Sometimes you will be invited to the bride's house to take a few shots there, but otherwise the story begins outside the church, registry office, or wherever the service is being conducted. For the sake of brevity let's assume our wedding is taking place in a church. The first thing to do is line up the groom and the best man for a shot, sometimes it is possible to get a humorous shot of the groom being dragged into the church or something similar but always make sure you get a formal one as well. This would be a good time to get shots of ushers or other 'officials' as well.

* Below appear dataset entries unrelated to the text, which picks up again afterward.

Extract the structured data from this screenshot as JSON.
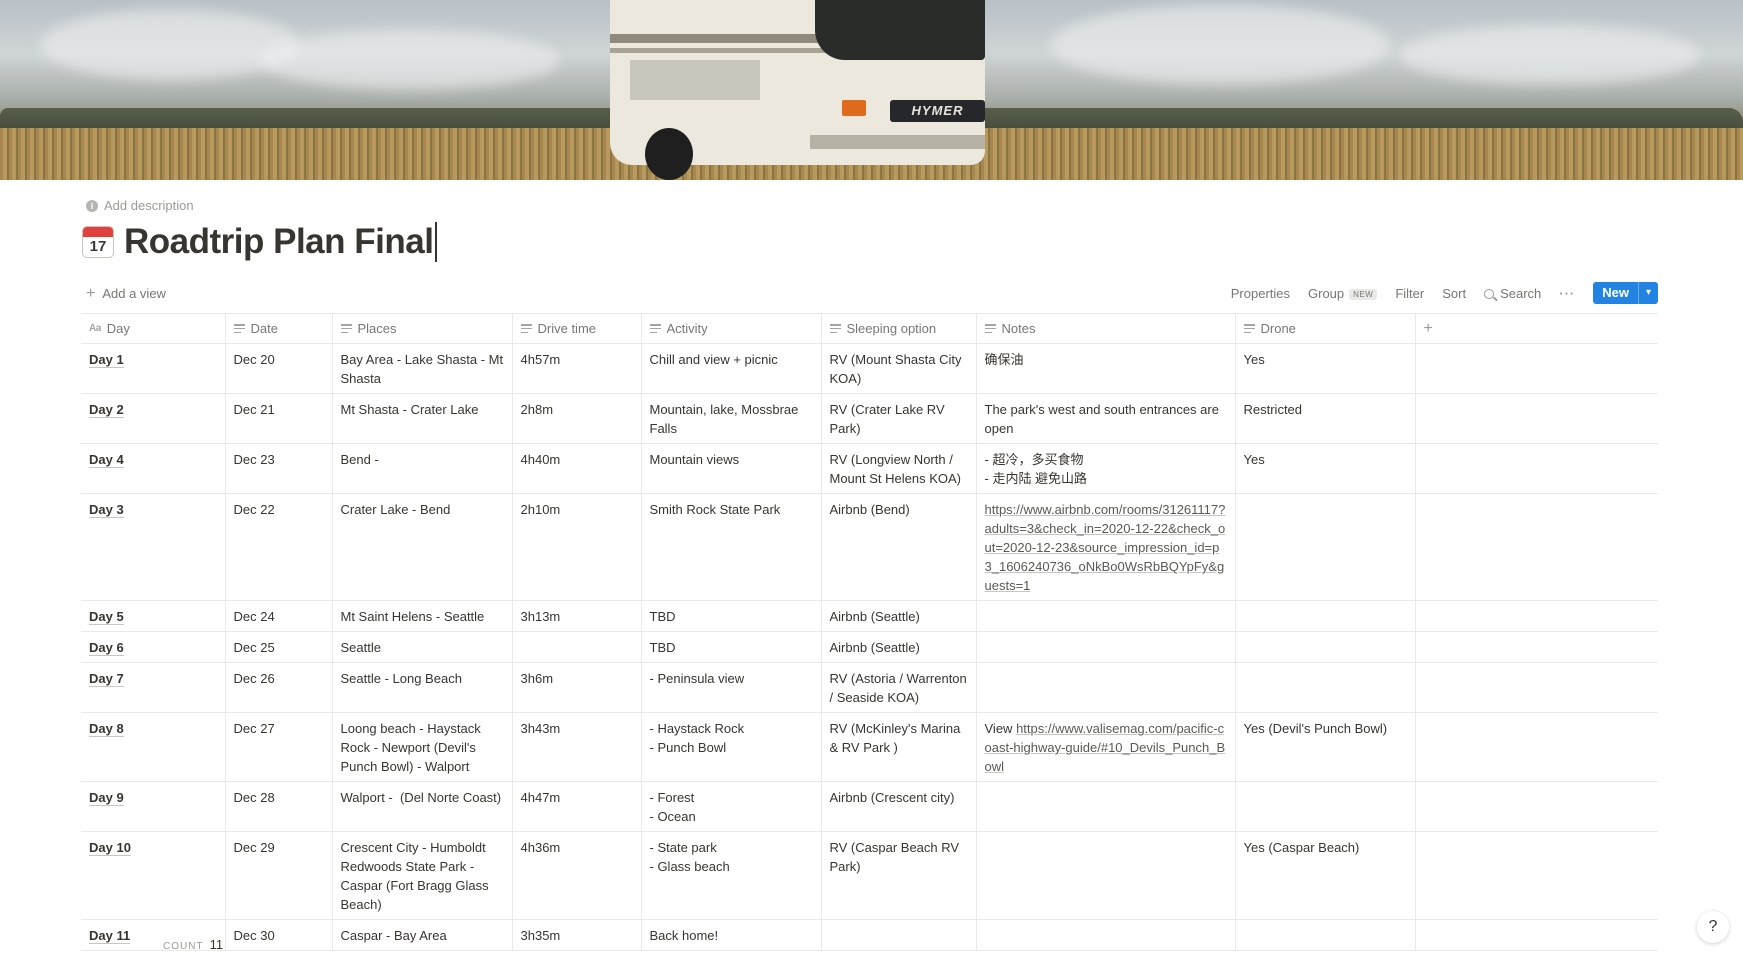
{
  "page": {
    "add_description": "Add description",
    "title": "Roadtrip Plan Final",
    "icon_day": "17"
  },
  "views": {
    "add_view": "Add a view"
  },
  "toolbar": {
    "properties": "Properties",
    "group": "Group",
    "group_badge": "NEW",
    "filter": "Filter",
    "sort": "Sort",
    "search": "Search",
    "more": "···",
    "new": "New",
    "new_caret": "▾"
  },
  "table": {
    "columns": [
      "Day",
      "Date",
      "Places",
      "Drive time",
      "Activity",
      "Sleeping option",
      "Notes",
      "Drone"
    ],
    "rows": [
      {
        "day": "Day 1",
        "date": "Dec 20",
        "places": "Bay Area - Lake Shasta - Mt Shasta",
        "drive": "4h57m",
        "activity": "Chill and view + picnic",
        "sleep": "RV (Mount Shasta City KOA)",
        "notes": "确保油",
        "drone": "Yes"
      },
      {
        "day": "Day 2",
        "date": "Dec 21",
        "places": "Mt Shasta - Crater Lake",
        "drive": "2h8m",
        "activity": "Mountain, lake, Mossbrae Falls",
        "sleep": "RV (Crater Lake RV Park)",
        "notes": "The park's west and south entrances are open",
        "drone": "Restricted"
      },
      {
        "day": "Day 4",
        "date": "Dec 23",
        "places": "Bend -",
        "drive": "4h40m",
        "activity": "Mountain views",
        "sleep": "RV (Longview North / Mount St Helens KOA)",
        "notes": "- 超冷，多买食物\n- 走内陆 避免山路",
        "drone": "Yes"
      },
      {
        "day": "Day 3",
        "date": "Dec 22",
        "places": "Crater Lake - Bend",
        "drive": "2h10m",
        "activity": "Smith Rock State Park",
        "sleep": "Airbnb (Bend)",
        "notes_link": "https://www.airbnb.com/rooms/31261117?adults=3&check_in=2020-12-22&check_out=2020-12-23&source_impression_id=p3_1606240736_oNkBo0WsRbBQYpFy&guests=1",
        "drone": ""
      },
      {
        "day": "Day 5",
        "date": "Dec 24",
        "places": "Mt Saint Helens - Seattle",
        "drive": "3h13m",
        "activity": "TBD",
        "sleep": "Airbnb (Seattle)",
        "notes": "",
        "drone": ""
      },
      {
        "day": "Day 6",
        "date": "Dec 25",
        "places": "Seattle",
        "drive": "",
        "activity": "TBD",
        "sleep": "Airbnb (Seattle)",
        "notes": "",
        "drone": ""
      },
      {
        "day": "Day 7",
        "date": "Dec 26",
        "places": "Seattle - Long Beach",
        "drive": "3h6m",
        "activity": "- Peninsula view",
        "sleep": "RV (Astoria / Warrenton / Seaside KOA)",
        "notes": "",
        "drone": ""
      },
      {
        "day": "Day 8",
        "date": "Dec 27",
        "places": "Loong beach - Haystack Rock - Newport (Devil's Punch Bowl) - Walport",
        "drive": "3h43m",
        "activity": "- Haystack Rock\n- Punch Bowl",
        "sleep": "RV (McKinley's Marina & RV Park )",
        "notes_prefix": "View ",
        "notes_link": "https://www.valisemag.com/pacific-coast-highway-guide/#10_Devils_Punch_Bowl",
        "drone": "Yes (Devil's Punch Bowl)"
      },
      {
        "day": "Day 9",
        "date": "Dec 28",
        "places": "Walport -  (Del Norte Coast)",
        "drive": "4h47m",
        "activity": "- Forest\n- Ocean",
        "sleep": "Airbnb (Crescent city)",
        "notes": "",
        "drone": ""
      },
      {
        "day": "Day 10",
        "date": "Dec 29",
        "places": "Crescent City - Humboldt Redwoods State Park - Caspar (Fort Bragg Glass Beach)",
        "drive": "4h36m",
        "activity": "- State park\n- Glass beach",
        "sleep": "RV (Caspar Beach RV Park)",
        "notes": "",
        "drone": "Yes (Caspar Beach)"
      },
      {
        "day": "Day 11",
        "date": "Dec 30",
        "places": "Caspar - Bay Area",
        "drive": "3h35m",
        "activity": "Back home!",
        "sleep": "",
        "notes": "",
        "drone": ""
      }
    ]
  },
  "footer": {
    "count_label": "COUNT",
    "count_value": "11",
    "help": "?"
  },
  "cover": {
    "van_brand": "HYMER"
  },
  "colors": {
    "accent": "#2383e2",
    "airbnb_red": "#e03e3e"
  }
}
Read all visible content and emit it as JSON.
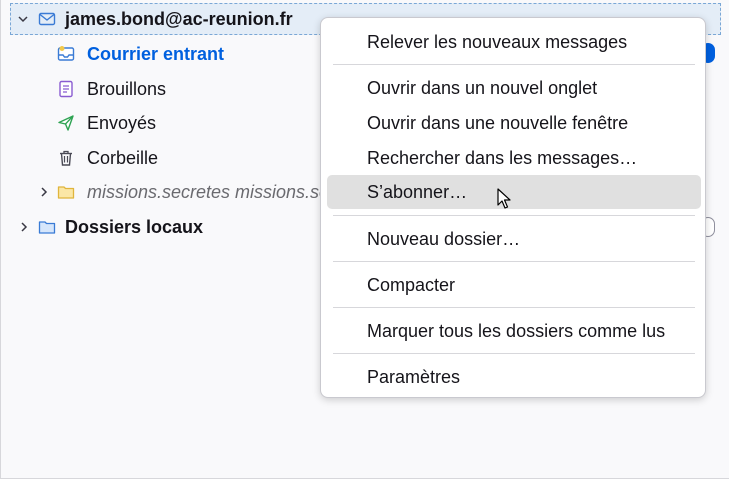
{
  "folder_pane": {
    "account": {
      "label": "james.bond@ac-reunion.fr",
      "expanded": true
    },
    "folders": [
      {
        "label": "Courrier entrant",
        "icon": "inbox-icon"
      },
      {
        "label": "Brouillons",
        "icon": "drafts-icon"
      },
      {
        "label": "Envoyés",
        "icon": "sent-icon"
      },
      {
        "label": "Corbeille",
        "icon": "trash-icon"
      },
      {
        "label": "missions.secretes missions.sec",
        "icon": "folder-icon"
      }
    ],
    "local_folders": {
      "label": "Dossiers locaux"
    }
  },
  "context_menu": {
    "items": [
      {
        "label": "Relever les nouveaux messages"
      },
      {
        "label": "Ouvrir dans un nouvel onglet"
      },
      {
        "label": "Ouvrir dans une nouvelle fenêtre"
      },
      {
        "label": "Rechercher dans les messages…"
      },
      {
        "label": "S’abonner…",
        "highlighted": true
      },
      {
        "label": "Nouveau dossier…"
      },
      {
        "label": "Compacter"
      },
      {
        "label": "Marquer tous les dossiers comme lus"
      },
      {
        "label": "Paramètres"
      }
    ]
  },
  "colors": {
    "accent": "#0060df",
    "selection_bg": "#e4edf7",
    "menu_hover": "#e0e0e0",
    "folder_yellow": "#f2c94c",
    "drafts_purple": "#8a5cd1",
    "sent_green": "#2ea352"
  }
}
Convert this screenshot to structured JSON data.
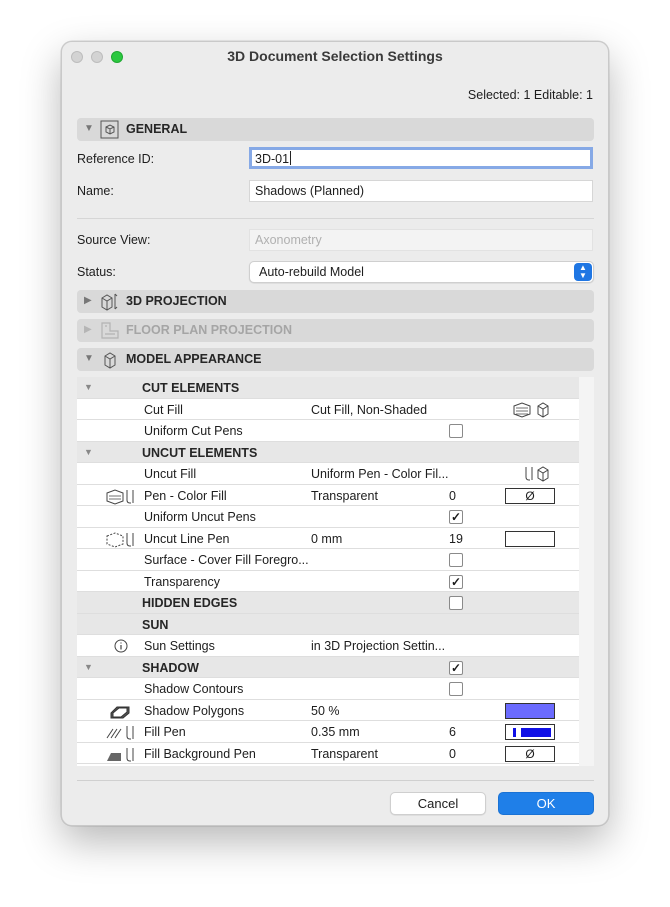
{
  "window": {
    "title": "3D Document Selection Settings"
  },
  "selection_info": "Selected: 1 Editable: 1",
  "sections": {
    "general": "GENERAL",
    "projection_3d": "3D PROJECTION",
    "floor_plan_projection": "FLOOR PLAN PROJECTION",
    "model_appearance": "MODEL APPEARANCE"
  },
  "general": {
    "reference_id_label": "Reference ID:",
    "reference_id_value": "3D-01",
    "name_label": "Name:",
    "name_value": "Shadows (Planned)",
    "source_view_label": "Source View:",
    "source_view_value": "Axonometry",
    "status_label": "Status:",
    "status_value": "Auto-rebuild Model"
  },
  "model_appearance": {
    "cut_elements": "CUT ELEMENTS",
    "cut_fill_label": "Cut Fill",
    "cut_fill_value": "Cut Fill, Non-Shaded",
    "uniform_cut_pens_label": "Uniform Cut Pens",
    "uniform_cut_pens_checked": false,
    "uncut_elements": "UNCUT ELEMENTS",
    "uncut_fill_label": "Uncut Fill",
    "uncut_fill_value": "Uniform Pen - Color Fil...",
    "pen_color_fill_label": "Pen - Color Fill",
    "pen_color_fill_value": "Transparent",
    "pen_color_fill_num": "0",
    "pen_color_fill_swatch": "Ø",
    "uniform_uncut_pens_label": "Uniform Uncut Pens",
    "uniform_uncut_pens_checked": true,
    "uncut_line_pen_label": "Uncut Line Pen",
    "uncut_line_pen_value": "0 mm",
    "uncut_line_pen_num": "19",
    "surface_cover_label": "Surface - Cover Fill Foregro...",
    "surface_cover_checked": false,
    "transparency_label": "Transparency",
    "transparency_checked": true,
    "hidden_edges": "HIDDEN EDGES",
    "hidden_edges_checked": false,
    "sun": "SUN",
    "sun_settings_label": "Sun Settings",
    "sun_settings_value": "in 3D Projection Settin...",
    "shadow": "SHADOW",
    "shadow_checked": true,
    "shadow_contours_label": "Shadow Contours",
    "shadow_contours_checked": false,
    "shadow_polygons_label": "Shadow Polygons",
    "shadow_polygons_value": "50 %",
    "shadow_polygons_color": "#6b6bff",
    "fill_pen_label": "Fill Pen",
    "fill_pen_value": "0.35 mm",
    "fill_pen_num": "6",
    "fill_pen_color": "#1010e6",
    "fill_bg_pen_label": "Fill Background Pen",
    "fill_bg_pen_value": "Transparent",
    "fill_bg_pen_num": "0",
    "fill_bg_pen_swatch": "Ø"
  },
  "buttons": {
    "cancel": "Cancel",
    "ok": "OK"
  },
  "check_glyph": "✓"
}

The next important event is the arrival of the bride with whoever is giving her away, usually her father. You can normally get three or four shots, the bride stepping out of the car, the bride with her father and a group shot of the 'bridal procession' with bridesmaids etc. With the 'getting out of the car' shot, it is best to fake this as the actual exit can sometimes look a bit ungainly. The best way to do it is, after the bride has got out of the car, get her to sit back on the seat with her feet on the ground. This will look much better.
During the Service
This is where you need to do a bit of grovelling to whoever is conducting the service to get permission to take a few shots during the ceremony. I always found, in England, that the more beautiful and ancient the church, the less likely I would get permission to shoot during the service. I think people are a bit more switched on to photography these days but nevertheless I would always ask first.
During the service you need a shot of the rings being put on, the blessing if any, and the kiss. Also be aware of any other special customs that are going to be included such as the breaking of a glass at a Jewish wedding. So it's really important to work out where you need to stand for the best angle and make sure that space is reserved for you as you will be one of the last people to enter the church.
After the Service
This is your busiest time and needs to be planned most carefully. The traditional place to do the group photos is on the steps in front of the church doors. Obviously if for some reason you can't do this then you need to find another location nearby. Once everyone is out of the church, grab the bride and groom and pose them where you want them, as you are taking those first few shots which you need to get started on as quickly as possible, the rest of the guests will usually gather round behind you and some will start taking pictures over your shoulder.
Getting the Group Shots
This is where your crowd control skills will be put to the test. Make sure you have the bride and groom's full attention at all times and they are not distracted by others. As soon as you can, start building the groups. The next people to bring in are the best man and the bridesmaid(s). Then add on the parents of both, which will now give you a group of about eight or ten people and you have all the 'key players' of the wedding. Next on the list are two pictures one with the bride and groom and each set of parents.
Now you need to move on to the big groups. Depending on the size of the guest list you can either do one shot with everyone in it or you can split the group into three, the bride's family, the groom's family and lastly a picture with all their friends.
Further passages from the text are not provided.